Hospital fire in Iraq

A fire occurred at an Al-Hussein Teaching Hospital for COVID-19 isolation ward in Nasiriyah, Nasiriyah District, Dhi Qar Governorate, Iraq, on 12 July 2021. The fire left at least 60 people dead and another 100 were injured.

== Background ==
The newly constructed 70-bed ward
at Nasiriyah's Al-Hussein Teaching Hospital was an attempt to alleviate poor conditions following years of violence that impacted on the Iraqi healthcare system. In April 2021, a fire swept through a coronavirus ward in Baghdad, leaving more than 80 people killed.

== Fire ==
On 12 July 2021, a fire erupted in a COVID-19 quarantine facility, at the Al-Hussein hospital in the city of Nasiriyah. A medic at the hospital who spoke to Reuters on the condition of anonymity, suggested that the hospital was lacking in safety measures such as a fire alarm or sprinkler system. Reports have shown that the fire was triggered by an electrical cable that was faulty, exacerbated by oxygen cylinders which may have possibly exploded. Firefighters and rescuers were seen searching through the hospital ward overnight, with victims' remains spread outside the hospital afterward.

Also on 12 July, a small fire was reported to have erupted at the headquarters of the Iraqi health ministry, but no casualties were recorded as the fire was put out immediately.

== Casualties ==
As of 13 July, at least 92 people were said to have been killed in the devastating fire at the hospital in southern Iraq. More than 100 people were reportedly wounded in the fire at Nasiriyah's al-Hussein Teaching Hospital, according to Euronews. Several COVID-19 patients who were on respirators asphyxiated or got burnt, as a result of the fire. Meanwhile, regional officials as of 17 July, placed the death toll at 60, despite earlier reports suggesting 92.

== Aftermath ==
Two police vehicles were reportedly set ablaze by angry relatives of the victims, as they clashed with the Iraqi police.

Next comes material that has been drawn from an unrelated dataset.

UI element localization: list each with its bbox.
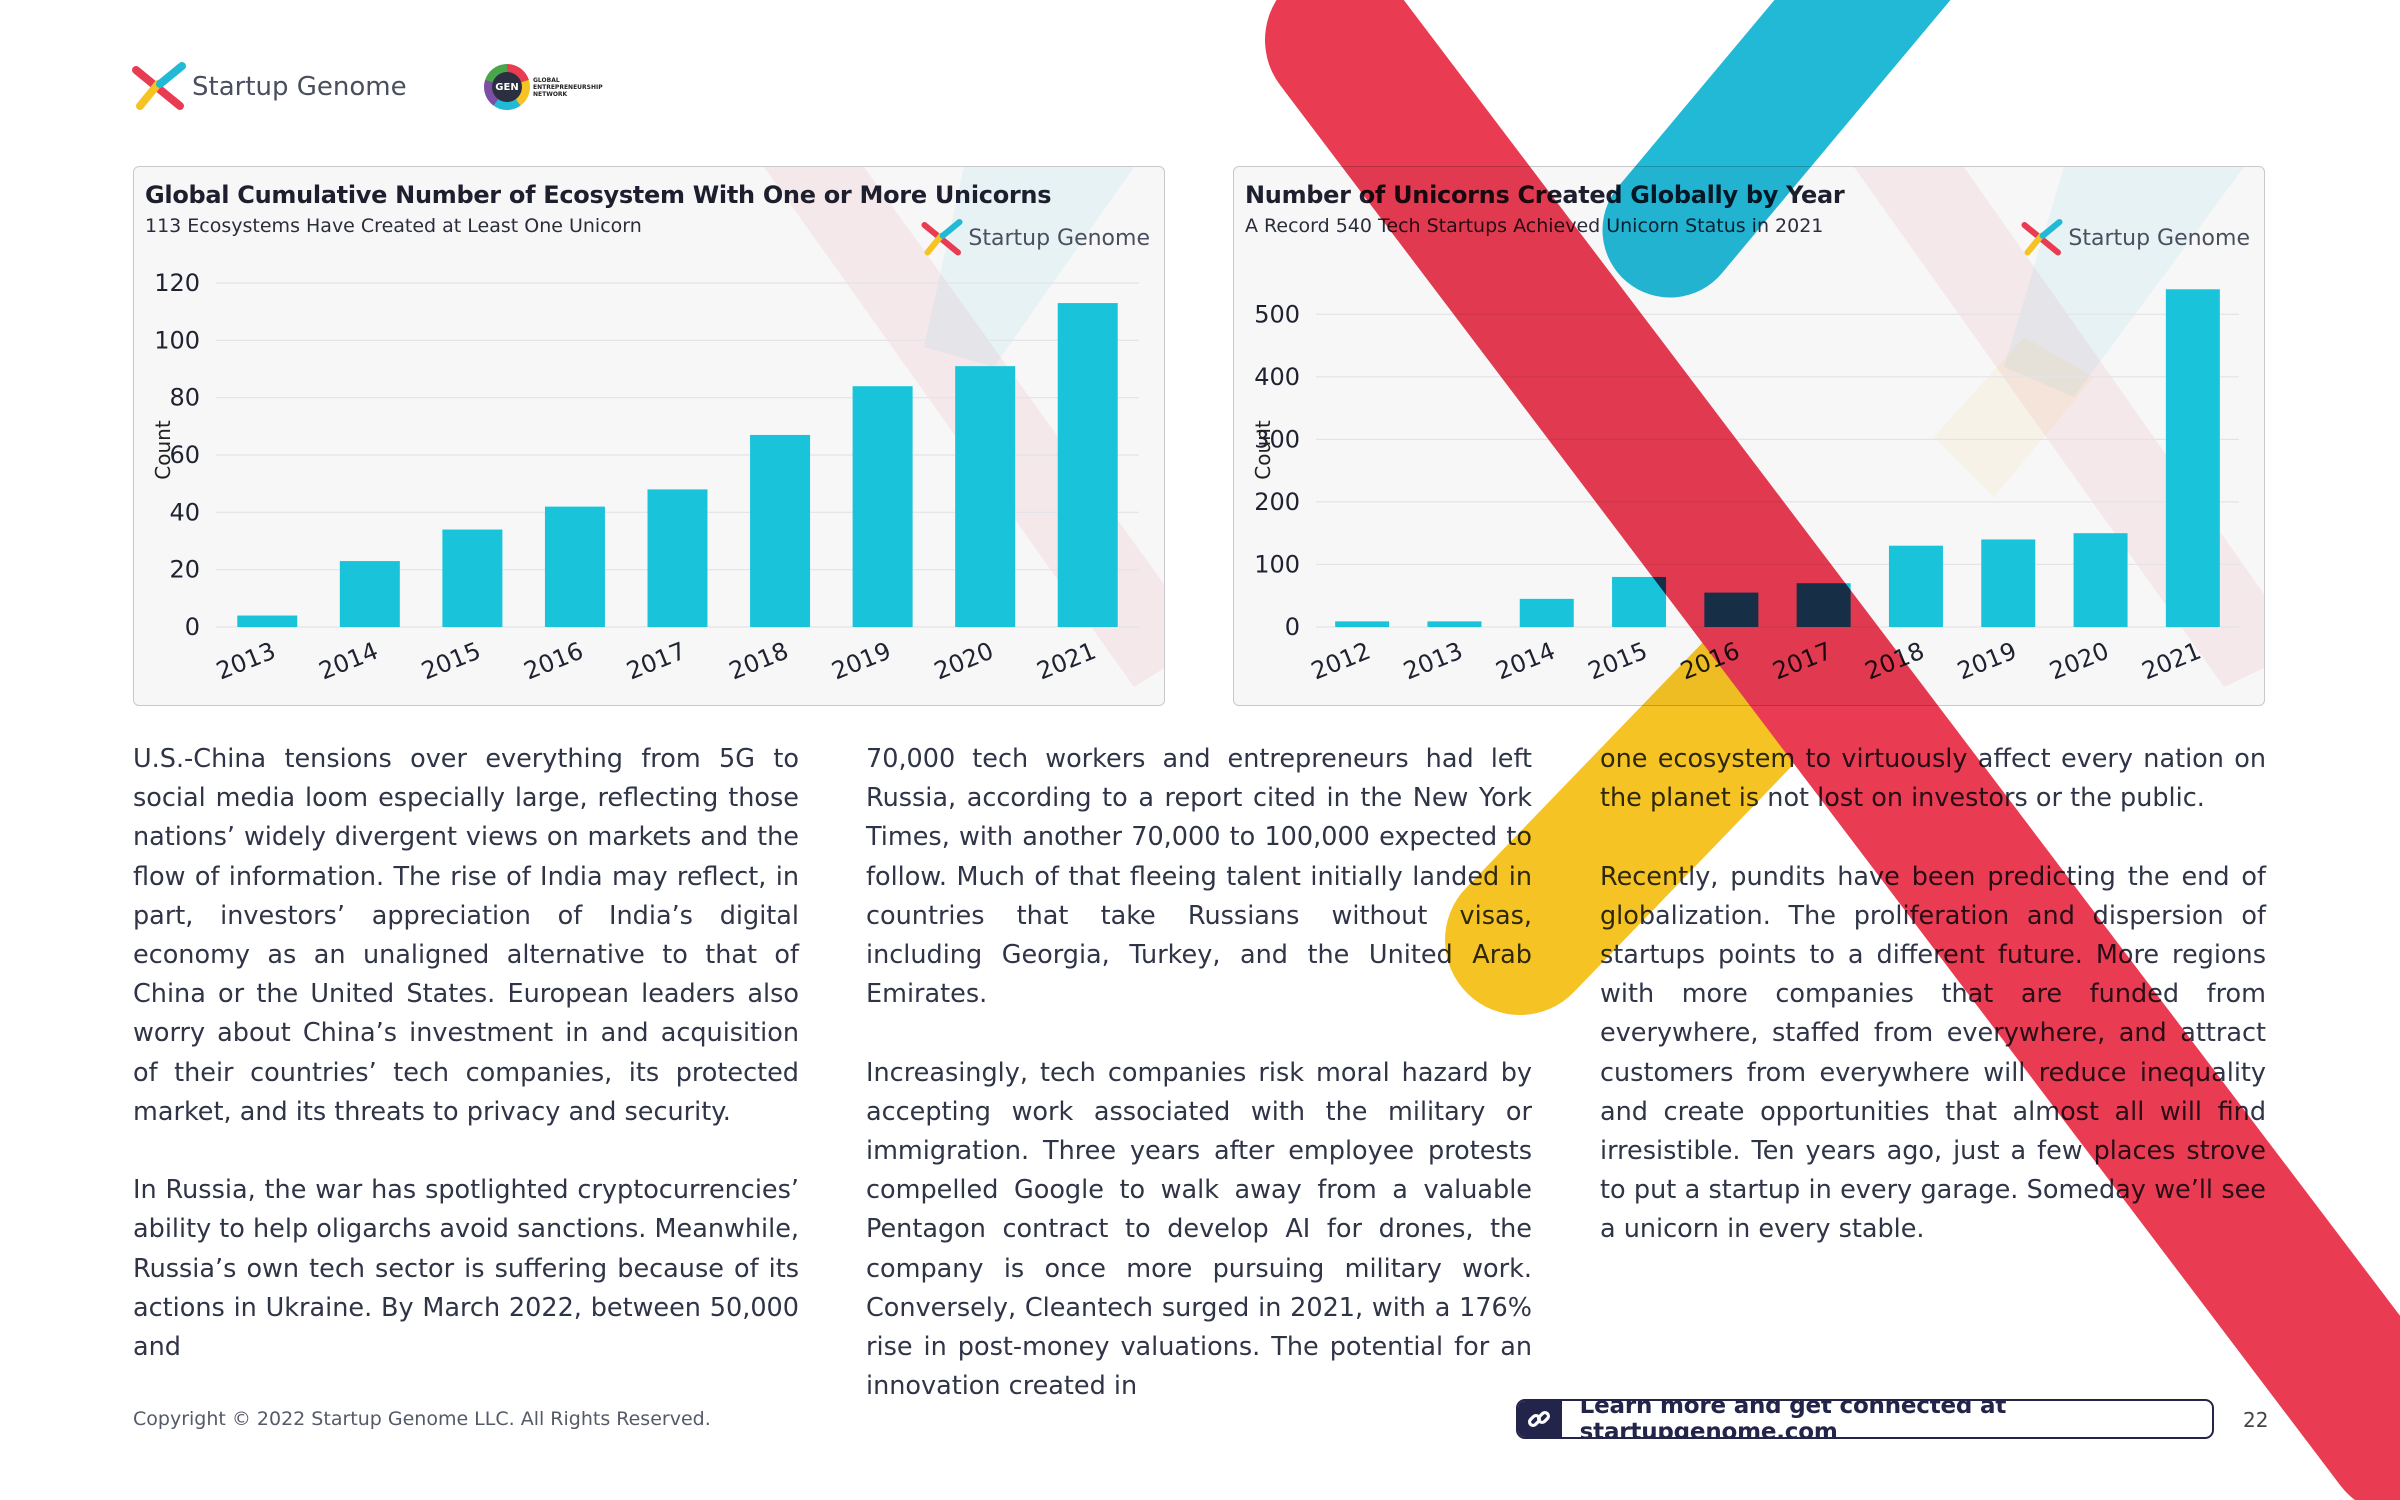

According to BBC, 13 arrest warrants had been issued out, following the horrific event at the Nasiriyah teaching hospital. The Iraqi Prime Minister Mustafa al-Kadhimi ordered the suspension and detention of the heads of civil defense and health in Nasiriyah, after his emergency meetings with senior officials. The director of the al-Hussein Teaching Hospital was also said to have been among those whose arrest warrants were issued by the PM. President Barham Salih urged for accountability for those who were behind the incident, which he blamed on mismanagement and corruption.

== International reactions ==
Following the unfortunate event, Saudi Arabia's King Salman offered his sympathy to the Iraqi President Barham Salih. The UN Special Envoy to Iraq, Jeanine Hennis-Plasschaert, also extended her condolences to families of the victims and called for the provision of a safer hospital environment.